Para receber o selo, é necessário cumprir todas as normativas estabelecidas pela Cidasc. Entre os pré-requisitos estão as boas práticas agropecuárias, higienização, análise laboratorial. Os acompanhamentos instrutivos no local vão continuar e, a partir de agora, o mel fabricado na propriedade da família Froelich poderá ser comercializado em todo o território nacional. “Tivemos que enumerar caixas, fazer manuais de boas práticas agropecuárias, é uma questão de documentação porque nós já fazíamos tudo, só não documentávamos”, esclarece.

Hoje, eles possuem na propriedade 350 colmeias. A produção é totalmente familiar e a única fonte de renda é a venda do mel. Ao todo, essa safra produziu cerca de 10 mil quilos. “Minha esposa também ajuda e os filhos já gostam e até querem ajudar também. Produzimos em média 14 mil quilos no ano passado, mas esse ano a safra foi um pouco mais fraca, só uns 10 mil quilos. Cada quilo custa cerca de R$20”, explica.

Há muitos anos atrás, as vendas eram informais. Quando o pai de Heinrich assumiu a produção tratou de legalizar tudo para poder ampliar a renda.
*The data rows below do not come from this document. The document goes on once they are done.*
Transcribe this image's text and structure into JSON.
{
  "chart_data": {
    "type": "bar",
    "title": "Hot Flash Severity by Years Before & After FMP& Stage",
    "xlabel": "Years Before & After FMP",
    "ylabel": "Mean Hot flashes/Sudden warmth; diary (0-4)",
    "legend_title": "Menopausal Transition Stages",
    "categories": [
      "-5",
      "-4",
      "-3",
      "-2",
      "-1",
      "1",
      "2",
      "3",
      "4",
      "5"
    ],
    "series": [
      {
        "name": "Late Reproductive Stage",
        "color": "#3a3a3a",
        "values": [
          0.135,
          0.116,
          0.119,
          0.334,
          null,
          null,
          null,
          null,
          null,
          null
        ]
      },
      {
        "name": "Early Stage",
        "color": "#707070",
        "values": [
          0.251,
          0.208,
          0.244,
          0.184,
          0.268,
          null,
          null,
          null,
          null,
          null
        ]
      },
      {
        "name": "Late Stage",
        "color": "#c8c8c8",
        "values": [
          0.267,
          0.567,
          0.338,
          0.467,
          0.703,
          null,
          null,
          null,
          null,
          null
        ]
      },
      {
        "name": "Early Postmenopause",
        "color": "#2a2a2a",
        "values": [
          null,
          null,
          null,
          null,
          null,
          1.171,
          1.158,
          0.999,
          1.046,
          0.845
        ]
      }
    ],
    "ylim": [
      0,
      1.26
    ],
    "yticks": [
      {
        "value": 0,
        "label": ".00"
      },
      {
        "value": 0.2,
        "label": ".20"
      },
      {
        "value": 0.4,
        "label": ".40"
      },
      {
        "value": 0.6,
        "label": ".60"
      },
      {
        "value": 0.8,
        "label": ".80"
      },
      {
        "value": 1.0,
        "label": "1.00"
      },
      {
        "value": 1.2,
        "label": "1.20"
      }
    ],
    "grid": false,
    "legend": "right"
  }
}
Hoje o produto está disponível tanto em potes quanto bisnagas, nos supermercados. Algumas pessoas também vão até a propriedade.
Questionado sobre o diferencial do produto, o apicultor responde que uma das vantagens é a região em que vivem. Como o local é montanhoso, as grandes plantações não são viáveis e os agrotóxicos não são usados em maiores quantidades aos arredores. “Não temos certificado orgânico porque o custo é alto, mas todas as análises feitas pelo Ministério da Agricultura mostraram que não há nada de agrotóxicos ou drogas veterinárias. Além disso é uma questão familiar, quase 100% da renda vem do mel”, ressalta.

O reconhecimento para recebimento do selo também se deve ao empenho da Secretaria de Agricultura, através do suporte e atendimento veterinário. “Este é resultado do trabalho realizado há mais de um ano. Fiscalizamos toda semana para assegurar o cumprimento das normas e a qualidade do produto”, complementa Rafael Casaletti, veterinário da Prefeitura.